Спектаклем, как и в Милане, интересовались все рабочие, артисты — у всех чувствовалось то живое отношение к делу, которое удваивает силы артиста.
«Пролог» был принят публикой очень горячо и сердечно. Это воодушевило меня, и сцену на Брокене я провел так, как редко удается. Помогал театр — в нем не было огромных расстояний, как в московском или миланском, все доходило до публики целостно, зрители прекрасно видели
— Это хорошо, мой друг!
Рауль Гинсбург, счастливый и сияющий, скакал на одной ножке, шумел, как ребенок, и осыпал меня комплиментами. Я никогда не видал такого антрепренера, как этот Гинсбург. Даже когда артист был не в голосе, не в настроении, что нередко случалось и со мною, — Гинсбург сиял восторгом! И если он видел, что артист опечален неудачей, он тотчас же говорил:
— Как никогда в мире, поешь сегодня! Как никто, никогда не поет!
Может быть, он думал скверно, но говорил всегда хорошо. Это прирожденный театральный человек, по-своему талантливый, он отлично знал условия сцены, знал все, что будет интересно на ней, тонко чувствовал ее эффекты и дефекты. Мне нередко приходилось ругаться с ним, случалось, что мы не разговаривали недели по две кряду, но никогда я не терял симпатии к нему и не чувствовал с его стороны утраты уважения ко мне. Да и я, в сущности, всегда уважал его, ибо видел, что этот человек любит дело.
Однажды мы так поссорились, что дело едва не дошло до дуэли — это было гораздо более смешно, чем страшно. Гинсбург «при помощи бога», как он говорил, написал оперу «Иван Грозный» — черт знает, чего только не было наворочено в этой опере!

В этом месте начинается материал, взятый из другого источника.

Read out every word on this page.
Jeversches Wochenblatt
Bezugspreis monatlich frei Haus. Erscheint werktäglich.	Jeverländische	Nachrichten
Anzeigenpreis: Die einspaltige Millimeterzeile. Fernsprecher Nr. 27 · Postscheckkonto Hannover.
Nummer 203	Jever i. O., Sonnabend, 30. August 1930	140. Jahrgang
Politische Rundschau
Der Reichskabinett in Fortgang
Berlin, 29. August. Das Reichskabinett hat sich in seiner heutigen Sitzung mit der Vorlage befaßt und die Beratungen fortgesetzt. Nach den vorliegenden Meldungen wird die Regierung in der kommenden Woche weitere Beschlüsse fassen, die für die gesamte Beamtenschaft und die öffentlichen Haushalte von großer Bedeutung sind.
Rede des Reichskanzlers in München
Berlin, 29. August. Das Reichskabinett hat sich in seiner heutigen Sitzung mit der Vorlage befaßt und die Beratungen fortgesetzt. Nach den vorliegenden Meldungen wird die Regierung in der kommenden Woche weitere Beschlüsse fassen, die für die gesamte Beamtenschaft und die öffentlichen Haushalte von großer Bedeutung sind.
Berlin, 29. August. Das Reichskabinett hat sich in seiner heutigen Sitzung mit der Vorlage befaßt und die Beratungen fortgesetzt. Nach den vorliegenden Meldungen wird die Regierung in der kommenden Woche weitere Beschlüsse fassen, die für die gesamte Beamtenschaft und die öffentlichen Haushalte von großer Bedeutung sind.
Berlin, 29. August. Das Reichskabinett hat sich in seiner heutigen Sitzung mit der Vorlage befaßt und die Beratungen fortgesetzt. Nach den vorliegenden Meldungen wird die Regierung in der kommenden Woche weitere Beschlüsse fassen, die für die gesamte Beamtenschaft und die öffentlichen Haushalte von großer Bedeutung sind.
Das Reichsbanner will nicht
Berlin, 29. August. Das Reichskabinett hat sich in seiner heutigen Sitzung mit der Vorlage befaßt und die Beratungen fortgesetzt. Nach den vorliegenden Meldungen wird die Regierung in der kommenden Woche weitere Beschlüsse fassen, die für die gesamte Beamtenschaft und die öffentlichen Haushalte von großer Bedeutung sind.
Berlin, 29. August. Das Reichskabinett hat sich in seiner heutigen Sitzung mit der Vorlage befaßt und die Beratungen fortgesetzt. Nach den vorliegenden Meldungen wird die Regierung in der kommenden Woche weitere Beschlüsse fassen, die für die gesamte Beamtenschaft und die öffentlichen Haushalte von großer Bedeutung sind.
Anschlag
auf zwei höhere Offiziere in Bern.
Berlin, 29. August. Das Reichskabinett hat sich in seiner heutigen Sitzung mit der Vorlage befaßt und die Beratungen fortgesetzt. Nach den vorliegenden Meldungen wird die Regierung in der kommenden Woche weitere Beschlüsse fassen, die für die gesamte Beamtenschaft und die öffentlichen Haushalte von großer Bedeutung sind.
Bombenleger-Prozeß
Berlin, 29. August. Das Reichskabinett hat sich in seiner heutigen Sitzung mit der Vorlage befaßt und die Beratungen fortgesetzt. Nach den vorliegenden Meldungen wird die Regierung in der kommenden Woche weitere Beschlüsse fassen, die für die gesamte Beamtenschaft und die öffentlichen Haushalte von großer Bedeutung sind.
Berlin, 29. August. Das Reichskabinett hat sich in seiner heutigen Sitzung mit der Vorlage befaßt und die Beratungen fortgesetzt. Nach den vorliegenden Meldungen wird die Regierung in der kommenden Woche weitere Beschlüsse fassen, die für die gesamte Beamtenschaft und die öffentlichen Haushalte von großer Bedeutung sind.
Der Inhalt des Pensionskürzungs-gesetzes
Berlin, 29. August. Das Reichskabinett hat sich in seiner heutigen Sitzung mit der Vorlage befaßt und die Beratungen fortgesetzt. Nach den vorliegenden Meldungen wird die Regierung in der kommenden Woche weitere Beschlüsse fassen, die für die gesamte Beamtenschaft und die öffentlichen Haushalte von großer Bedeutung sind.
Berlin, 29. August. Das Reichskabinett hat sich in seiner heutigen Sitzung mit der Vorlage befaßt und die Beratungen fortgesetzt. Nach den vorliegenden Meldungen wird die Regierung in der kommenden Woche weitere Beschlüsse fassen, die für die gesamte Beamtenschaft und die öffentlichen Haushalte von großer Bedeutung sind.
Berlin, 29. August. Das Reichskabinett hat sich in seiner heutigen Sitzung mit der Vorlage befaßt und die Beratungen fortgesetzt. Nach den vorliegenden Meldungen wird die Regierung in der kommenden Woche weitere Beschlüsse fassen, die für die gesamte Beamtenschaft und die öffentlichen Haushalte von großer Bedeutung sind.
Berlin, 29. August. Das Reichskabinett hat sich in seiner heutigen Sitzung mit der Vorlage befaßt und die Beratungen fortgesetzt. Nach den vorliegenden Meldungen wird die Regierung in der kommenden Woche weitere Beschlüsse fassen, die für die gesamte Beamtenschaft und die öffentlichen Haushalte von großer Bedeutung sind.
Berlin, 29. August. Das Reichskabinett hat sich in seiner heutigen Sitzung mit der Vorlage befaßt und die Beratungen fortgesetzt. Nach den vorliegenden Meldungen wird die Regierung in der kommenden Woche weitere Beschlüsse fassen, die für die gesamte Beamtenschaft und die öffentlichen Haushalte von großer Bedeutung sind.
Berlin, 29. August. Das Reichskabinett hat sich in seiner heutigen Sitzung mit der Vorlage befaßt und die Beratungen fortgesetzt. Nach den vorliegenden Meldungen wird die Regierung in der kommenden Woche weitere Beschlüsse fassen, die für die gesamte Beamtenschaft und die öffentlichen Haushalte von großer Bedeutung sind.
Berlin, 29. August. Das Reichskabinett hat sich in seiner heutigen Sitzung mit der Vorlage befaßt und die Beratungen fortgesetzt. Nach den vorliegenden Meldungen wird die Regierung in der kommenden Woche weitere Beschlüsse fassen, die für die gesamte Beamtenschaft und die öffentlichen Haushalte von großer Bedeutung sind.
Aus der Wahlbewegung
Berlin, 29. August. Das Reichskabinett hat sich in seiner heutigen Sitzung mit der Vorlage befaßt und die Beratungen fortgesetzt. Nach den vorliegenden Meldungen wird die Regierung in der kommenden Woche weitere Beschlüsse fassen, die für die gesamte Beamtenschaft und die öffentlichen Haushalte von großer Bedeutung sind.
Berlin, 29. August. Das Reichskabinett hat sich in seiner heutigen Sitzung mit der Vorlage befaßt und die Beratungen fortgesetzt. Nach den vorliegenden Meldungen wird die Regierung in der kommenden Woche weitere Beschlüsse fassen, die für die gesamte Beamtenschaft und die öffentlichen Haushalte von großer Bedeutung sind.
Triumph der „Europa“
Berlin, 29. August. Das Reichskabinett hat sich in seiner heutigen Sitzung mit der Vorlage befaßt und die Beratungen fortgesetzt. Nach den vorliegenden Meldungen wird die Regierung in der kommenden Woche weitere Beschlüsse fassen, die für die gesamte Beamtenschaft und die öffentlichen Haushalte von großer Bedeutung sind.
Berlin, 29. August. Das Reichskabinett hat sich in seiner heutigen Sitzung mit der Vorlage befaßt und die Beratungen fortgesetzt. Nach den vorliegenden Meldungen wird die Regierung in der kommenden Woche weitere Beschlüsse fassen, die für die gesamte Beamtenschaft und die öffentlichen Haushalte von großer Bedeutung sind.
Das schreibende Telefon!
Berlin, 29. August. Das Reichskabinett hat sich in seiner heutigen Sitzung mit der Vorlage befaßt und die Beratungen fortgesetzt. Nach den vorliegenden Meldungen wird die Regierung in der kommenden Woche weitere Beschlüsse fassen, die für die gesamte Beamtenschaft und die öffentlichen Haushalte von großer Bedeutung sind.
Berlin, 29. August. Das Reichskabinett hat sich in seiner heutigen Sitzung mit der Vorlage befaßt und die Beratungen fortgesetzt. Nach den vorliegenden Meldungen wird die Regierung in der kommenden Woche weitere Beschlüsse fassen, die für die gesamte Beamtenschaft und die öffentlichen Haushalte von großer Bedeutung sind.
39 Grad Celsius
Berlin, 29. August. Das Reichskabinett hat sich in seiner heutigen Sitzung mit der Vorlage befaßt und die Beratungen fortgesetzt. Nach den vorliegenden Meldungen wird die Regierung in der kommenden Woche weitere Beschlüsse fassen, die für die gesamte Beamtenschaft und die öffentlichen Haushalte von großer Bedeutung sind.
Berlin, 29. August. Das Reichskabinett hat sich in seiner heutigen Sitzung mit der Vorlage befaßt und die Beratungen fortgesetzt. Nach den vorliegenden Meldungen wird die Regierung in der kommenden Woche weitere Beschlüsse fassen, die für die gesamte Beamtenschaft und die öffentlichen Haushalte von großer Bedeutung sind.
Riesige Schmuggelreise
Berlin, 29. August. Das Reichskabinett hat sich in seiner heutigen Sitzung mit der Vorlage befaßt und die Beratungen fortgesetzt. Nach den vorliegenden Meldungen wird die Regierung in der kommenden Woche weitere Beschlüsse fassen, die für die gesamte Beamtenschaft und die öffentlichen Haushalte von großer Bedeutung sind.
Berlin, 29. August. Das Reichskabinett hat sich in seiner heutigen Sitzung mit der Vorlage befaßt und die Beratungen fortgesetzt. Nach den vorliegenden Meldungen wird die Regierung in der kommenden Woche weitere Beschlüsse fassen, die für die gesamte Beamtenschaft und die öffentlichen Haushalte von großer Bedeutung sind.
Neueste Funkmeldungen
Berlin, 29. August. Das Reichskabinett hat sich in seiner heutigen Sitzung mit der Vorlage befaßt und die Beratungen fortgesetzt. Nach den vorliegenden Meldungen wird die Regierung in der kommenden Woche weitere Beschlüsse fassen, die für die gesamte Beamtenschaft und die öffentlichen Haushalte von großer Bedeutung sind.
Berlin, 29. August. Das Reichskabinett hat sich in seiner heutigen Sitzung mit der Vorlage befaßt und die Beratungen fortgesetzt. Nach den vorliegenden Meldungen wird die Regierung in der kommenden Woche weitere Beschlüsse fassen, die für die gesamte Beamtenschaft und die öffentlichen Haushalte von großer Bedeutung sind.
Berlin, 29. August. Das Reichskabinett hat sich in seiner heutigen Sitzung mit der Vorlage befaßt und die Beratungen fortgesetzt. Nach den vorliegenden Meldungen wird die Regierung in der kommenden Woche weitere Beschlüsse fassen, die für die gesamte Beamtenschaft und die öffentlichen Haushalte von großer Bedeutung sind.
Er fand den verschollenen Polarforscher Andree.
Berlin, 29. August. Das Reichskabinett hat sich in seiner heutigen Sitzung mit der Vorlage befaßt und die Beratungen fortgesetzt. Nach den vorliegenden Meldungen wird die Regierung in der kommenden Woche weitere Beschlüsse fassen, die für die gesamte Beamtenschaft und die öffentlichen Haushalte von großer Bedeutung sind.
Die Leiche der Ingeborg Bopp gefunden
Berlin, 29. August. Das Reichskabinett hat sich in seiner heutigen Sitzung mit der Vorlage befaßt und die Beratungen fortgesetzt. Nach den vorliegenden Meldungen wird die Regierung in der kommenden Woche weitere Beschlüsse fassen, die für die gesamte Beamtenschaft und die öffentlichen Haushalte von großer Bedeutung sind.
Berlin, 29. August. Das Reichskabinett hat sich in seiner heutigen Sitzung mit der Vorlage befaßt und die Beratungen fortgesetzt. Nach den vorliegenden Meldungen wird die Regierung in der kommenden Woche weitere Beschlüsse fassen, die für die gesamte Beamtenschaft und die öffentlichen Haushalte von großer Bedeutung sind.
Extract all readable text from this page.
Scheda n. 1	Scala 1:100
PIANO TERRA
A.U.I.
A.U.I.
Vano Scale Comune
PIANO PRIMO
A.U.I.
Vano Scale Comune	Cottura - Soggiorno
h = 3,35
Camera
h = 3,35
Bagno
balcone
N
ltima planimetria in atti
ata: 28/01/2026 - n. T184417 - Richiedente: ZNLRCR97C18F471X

Пожар, охота, вакханалия в церкви, пляски, сражения, Грозный звонил в колокола, играл в шахматы, плясал, умирал… Были пущены в дело наиболее известные русские слова: изба, боярин, батюшка, закуска, извозчик, степь, водка и была даже такая фраза:
— Барыня, барыня, не плачьте, барыня!
Это было поистине фундаментальное произведение невежества и храбрости. Но Гинсбург искренно был уверен, что написал превосходную вещь, и говорил:
— Это очень удивительный пиес! Я думаю — нет нигде другой, которая есть лучше!
Все умрет, останутся только Моцарт и я, этот, который есть пред вами! О, да! Если публик не поймет сейчас этот вещь, она поймет ее через тысячу лет. Я рассердился и сказал гениальному Раулю, что, по моему мнению, он — нахал.
Тогда он тоже рассердился, покраснел и объявил мне:
— Шаляпин, за такой слова в моя Франция берут шпаги!
Я охотно согласился взять шпагу и порекомендовал ему выбрать смертоносное оружие длиннее моего. Гинсбург был маленький, руки его значительно короче моих. А также предложил устроить дуэль после первого спектакля, ибо — если он, Гинсбург, убьет меня, кто же будет играть Грозного? Рассерженный моими шутками еще более, Рауль убежал искать секундантов. Я очень ждал их, но они не пришли. Кончилась история тем, что мы недели две не замечали друг друга, а после первого представления «Грозного» помирились. Несмотря на то, что музыка Гинсбурга была сборная, сплошь состоявшая из «позаимствований», и, несмотря на нелепость сюжета, — спектакль все-таки был поставлен и сыгран интересно. Это было настоящее театральное представление, потому что талантам артистов дана была свобода, и они сумели сделать из пустяков серьезное и даже поучительное зрелище [76] . А возвратясь в казенную Россию, где все опутано цепями различных запрещений и где все страшно любят командовать, я почти сразу же влетел в неприятную историю.
76
Опера Рауля Гинсбурга (на его собственное либретто) «Иван Грозный» была показана в Монте-Карло 2 марта (17 февраля) 1911 г. (антреприза Р. Гинсбурга).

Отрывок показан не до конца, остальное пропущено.